The Act amends the provision of no detention till class 8th and stated that a regular examination will be held in class 5 and class 8 at the end of every academic year. If a child fails the exam, he will be given additional instruction, and take a re-examination. If he fails in reexamination too, then the relevant state or central government may decide to allow schools to detain the child.

Positives of the second amendment

  • It has been argued that automatically promoting all children to the next class reduces the incentive for children to learn and for teachers to teach.
  • There has been declining learning levels noted in elementary education.
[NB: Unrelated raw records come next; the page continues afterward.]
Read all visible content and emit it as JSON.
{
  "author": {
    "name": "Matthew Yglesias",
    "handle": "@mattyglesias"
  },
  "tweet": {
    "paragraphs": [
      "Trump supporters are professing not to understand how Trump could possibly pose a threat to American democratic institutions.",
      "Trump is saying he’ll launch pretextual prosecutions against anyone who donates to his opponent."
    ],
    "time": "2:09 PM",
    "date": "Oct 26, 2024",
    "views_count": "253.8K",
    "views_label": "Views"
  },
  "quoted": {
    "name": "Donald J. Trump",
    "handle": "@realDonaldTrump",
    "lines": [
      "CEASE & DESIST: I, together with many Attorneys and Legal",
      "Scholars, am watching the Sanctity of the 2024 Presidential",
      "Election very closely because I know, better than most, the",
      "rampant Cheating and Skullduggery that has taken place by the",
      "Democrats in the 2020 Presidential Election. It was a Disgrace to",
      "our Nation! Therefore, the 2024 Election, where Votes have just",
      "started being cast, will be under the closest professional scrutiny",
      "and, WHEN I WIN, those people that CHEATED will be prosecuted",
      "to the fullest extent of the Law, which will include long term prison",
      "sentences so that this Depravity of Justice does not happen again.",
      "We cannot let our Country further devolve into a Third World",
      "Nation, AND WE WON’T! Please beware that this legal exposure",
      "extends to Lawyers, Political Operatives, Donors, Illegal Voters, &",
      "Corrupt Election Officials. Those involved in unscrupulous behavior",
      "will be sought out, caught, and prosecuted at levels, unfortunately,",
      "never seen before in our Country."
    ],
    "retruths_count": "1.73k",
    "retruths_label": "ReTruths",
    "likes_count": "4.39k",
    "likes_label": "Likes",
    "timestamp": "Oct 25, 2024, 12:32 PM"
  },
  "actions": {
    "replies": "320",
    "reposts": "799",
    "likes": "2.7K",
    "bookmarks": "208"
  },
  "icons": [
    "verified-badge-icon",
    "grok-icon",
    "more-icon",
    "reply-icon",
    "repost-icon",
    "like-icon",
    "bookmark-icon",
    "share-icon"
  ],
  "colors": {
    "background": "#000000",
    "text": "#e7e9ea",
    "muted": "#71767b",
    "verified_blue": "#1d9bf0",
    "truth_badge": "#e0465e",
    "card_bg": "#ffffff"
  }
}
Hence such a move would promote quality learning.

Issues with the second amendment

  • Detaining a child could be counter-productive as it is de-motivating and leads to them dropping out of school.
  • Poor learning outcomes could be due to lack of professionally qualified teachers, teacher absenteeism, limited infrastructure, and inadequate roll out of the Continuous and Comprehensive Evaluation method of teaching and assessment.
  • In the Act it is mentioned that a re-examination would be conducted, but the detailed provision regarding who will conduct that exam is not stated.
  • The state must balance the aspects of poor quality outcome with high dropout rate properly. This could be done by overcoming the structural follies of the Act like ensuring qualified teachers, ensuring healthy teacher-student ratio, reliving teachers of non-teaching activities etc.